Glioblastoma (GBM) is the most common of all high-grade gliomas (HGGs). It accounts for almost 80% of all malignant primary neoplasms of the brain (1). It is a very aggressive tumor, with historical median survival rates of less than 2 years. Patients receiving standard of care following surgical resection, temozolomide (TMZ) plus radiation therapy, have a median survival of 14-18 months, highlighting the need for developing novel therapeutic strategies to effectively target malignant gliomas while preserving quality of life (2). Malignant gliomas are characterized by cellular heterogeneity, are highly vascularized, and invasive, which influence their resistance to conventional treatments and poor clinical outcomes. In addition, glioma stem-like cells (GSCs) contribute to the aggressive nature and incidence of malignant glioma recurrence (3). GSCs drive tumor initiation and proliferation, and are resistant to radiation and classical chemotherapeutic agents such as TMZ (4,5).

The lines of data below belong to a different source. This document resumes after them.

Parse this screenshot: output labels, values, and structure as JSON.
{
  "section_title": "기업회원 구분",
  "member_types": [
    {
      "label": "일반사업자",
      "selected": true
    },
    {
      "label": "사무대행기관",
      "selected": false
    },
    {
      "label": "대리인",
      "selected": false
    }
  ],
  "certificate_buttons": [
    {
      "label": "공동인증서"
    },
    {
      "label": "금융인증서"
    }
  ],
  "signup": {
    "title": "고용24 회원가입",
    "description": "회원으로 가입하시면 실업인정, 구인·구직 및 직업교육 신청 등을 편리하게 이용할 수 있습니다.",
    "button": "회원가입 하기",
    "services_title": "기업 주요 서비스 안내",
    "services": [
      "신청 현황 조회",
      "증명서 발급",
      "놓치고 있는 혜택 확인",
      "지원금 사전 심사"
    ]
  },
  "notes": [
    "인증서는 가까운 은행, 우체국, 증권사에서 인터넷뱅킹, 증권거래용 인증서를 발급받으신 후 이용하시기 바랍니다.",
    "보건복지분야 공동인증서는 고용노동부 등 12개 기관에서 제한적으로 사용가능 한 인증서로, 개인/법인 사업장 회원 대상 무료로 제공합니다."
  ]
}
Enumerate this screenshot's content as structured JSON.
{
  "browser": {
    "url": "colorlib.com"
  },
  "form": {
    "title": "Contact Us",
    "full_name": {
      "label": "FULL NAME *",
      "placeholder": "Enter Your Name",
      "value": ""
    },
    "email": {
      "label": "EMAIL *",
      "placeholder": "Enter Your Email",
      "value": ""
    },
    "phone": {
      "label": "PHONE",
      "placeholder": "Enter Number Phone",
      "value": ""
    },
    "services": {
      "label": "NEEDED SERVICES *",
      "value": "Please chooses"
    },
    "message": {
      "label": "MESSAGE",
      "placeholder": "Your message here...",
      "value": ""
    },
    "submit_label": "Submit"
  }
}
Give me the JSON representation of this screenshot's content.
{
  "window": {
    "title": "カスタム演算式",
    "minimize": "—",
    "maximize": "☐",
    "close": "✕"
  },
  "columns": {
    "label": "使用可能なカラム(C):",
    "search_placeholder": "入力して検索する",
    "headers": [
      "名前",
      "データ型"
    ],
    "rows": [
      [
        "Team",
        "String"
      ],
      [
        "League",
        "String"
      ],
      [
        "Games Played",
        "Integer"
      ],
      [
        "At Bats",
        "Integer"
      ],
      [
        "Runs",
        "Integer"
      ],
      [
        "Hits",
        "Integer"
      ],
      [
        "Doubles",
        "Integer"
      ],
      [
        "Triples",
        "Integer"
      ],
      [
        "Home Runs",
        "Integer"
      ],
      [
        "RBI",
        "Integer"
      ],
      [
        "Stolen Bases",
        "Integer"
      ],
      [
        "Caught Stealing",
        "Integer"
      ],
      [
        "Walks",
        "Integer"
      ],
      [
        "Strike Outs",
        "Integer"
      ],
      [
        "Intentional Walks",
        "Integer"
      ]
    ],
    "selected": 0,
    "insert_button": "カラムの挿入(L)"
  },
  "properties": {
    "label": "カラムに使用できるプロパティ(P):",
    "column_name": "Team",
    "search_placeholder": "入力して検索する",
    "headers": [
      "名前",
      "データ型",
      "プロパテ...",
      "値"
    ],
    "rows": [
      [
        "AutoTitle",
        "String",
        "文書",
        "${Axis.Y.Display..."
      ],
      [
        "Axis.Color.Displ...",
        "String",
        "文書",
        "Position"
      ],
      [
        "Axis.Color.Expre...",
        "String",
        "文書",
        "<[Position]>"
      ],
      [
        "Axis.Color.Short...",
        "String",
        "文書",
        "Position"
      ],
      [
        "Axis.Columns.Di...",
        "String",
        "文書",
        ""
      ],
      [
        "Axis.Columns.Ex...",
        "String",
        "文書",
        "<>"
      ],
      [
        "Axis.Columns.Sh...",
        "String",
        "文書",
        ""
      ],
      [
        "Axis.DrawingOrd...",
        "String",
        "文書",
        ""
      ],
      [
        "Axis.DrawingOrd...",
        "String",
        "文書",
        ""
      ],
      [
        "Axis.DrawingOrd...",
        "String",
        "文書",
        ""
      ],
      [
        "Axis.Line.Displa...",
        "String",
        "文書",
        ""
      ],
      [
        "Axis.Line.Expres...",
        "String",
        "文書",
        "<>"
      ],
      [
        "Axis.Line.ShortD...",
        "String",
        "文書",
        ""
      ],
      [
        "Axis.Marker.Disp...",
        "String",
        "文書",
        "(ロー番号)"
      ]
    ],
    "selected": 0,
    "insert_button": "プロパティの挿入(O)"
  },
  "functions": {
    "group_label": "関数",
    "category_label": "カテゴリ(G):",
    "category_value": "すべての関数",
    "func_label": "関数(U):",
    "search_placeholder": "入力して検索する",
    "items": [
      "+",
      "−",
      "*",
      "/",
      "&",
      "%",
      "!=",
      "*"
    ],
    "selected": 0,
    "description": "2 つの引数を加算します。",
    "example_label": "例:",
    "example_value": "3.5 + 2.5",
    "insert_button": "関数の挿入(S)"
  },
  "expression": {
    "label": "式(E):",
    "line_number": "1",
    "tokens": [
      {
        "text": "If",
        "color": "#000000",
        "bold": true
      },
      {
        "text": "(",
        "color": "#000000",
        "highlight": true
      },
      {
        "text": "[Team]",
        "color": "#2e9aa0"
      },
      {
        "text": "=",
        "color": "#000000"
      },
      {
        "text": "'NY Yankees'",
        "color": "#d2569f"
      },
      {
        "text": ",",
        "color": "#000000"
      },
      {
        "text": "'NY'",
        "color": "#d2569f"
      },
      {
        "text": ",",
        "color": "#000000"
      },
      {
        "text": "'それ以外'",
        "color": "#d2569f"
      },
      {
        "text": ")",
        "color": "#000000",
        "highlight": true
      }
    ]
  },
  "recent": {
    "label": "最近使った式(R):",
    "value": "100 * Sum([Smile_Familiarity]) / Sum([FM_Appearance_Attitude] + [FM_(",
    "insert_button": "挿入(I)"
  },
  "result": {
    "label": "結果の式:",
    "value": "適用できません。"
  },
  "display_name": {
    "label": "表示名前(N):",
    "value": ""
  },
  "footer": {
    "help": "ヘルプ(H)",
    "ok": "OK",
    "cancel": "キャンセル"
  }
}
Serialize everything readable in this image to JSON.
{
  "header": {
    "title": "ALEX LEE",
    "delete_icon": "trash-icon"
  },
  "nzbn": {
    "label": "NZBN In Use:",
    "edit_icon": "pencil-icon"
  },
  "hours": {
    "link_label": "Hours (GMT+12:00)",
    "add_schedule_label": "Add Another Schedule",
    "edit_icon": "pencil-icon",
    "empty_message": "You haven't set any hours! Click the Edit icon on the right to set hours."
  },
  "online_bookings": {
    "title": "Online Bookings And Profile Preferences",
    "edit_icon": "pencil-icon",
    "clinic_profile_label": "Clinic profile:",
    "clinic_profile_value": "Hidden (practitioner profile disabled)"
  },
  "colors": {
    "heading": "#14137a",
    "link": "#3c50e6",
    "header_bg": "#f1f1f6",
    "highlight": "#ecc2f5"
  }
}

Despite significant efforts, advances in developing more effective therapies for malignant gliomas have been slow. In the past thirteen years, only three therapies have been approved by the FDA for GBM—TMZ, bevacizumab, and tumor-treating fields (TTF). In order to be effective, novel therapeutic candidates for malignant glioma must overcome several challenges: (I) they must have good blood-brain barrier penetrance; (II) kill GSCs; (III) synergize with radiation therapy and/or TMZ; (IV) block multiple critical pathways to impede GBM growth and survival; while (V) sparing normal brain tissue and minimizing toxicity.
Heat shock proteins (HSPs) are an evolutionarily conserved class of molecular chaperones that are involved in protein folding, intracellular availability, and proteolytic turnover of many key regulators of cell growth and survival. Among them, HSP90 has gained particular interest as a potential therapeutic target in cancer as it is overexpressed in various solid and hematologic malignancies (6,7). HSP90 can regulate the conformation and stability of many client proteins including signaling protein kinases (e.g., EGFR, MAPK cascades, Akt kinase), and steroid hormone receptors, many of which are deregulated in GBM (8). Currently, there are five HSP90 inhibitors undergoing interventional trials in multiple cancer indications, although none in GBM to date (9,10). Preclinical studies of HSP90 inhibitors 17-AAG and analogues in malignant glioma have demonstrated potent efficacy alone or in combination with conventional therapeutics although clinical development has been hindered (9,11,12).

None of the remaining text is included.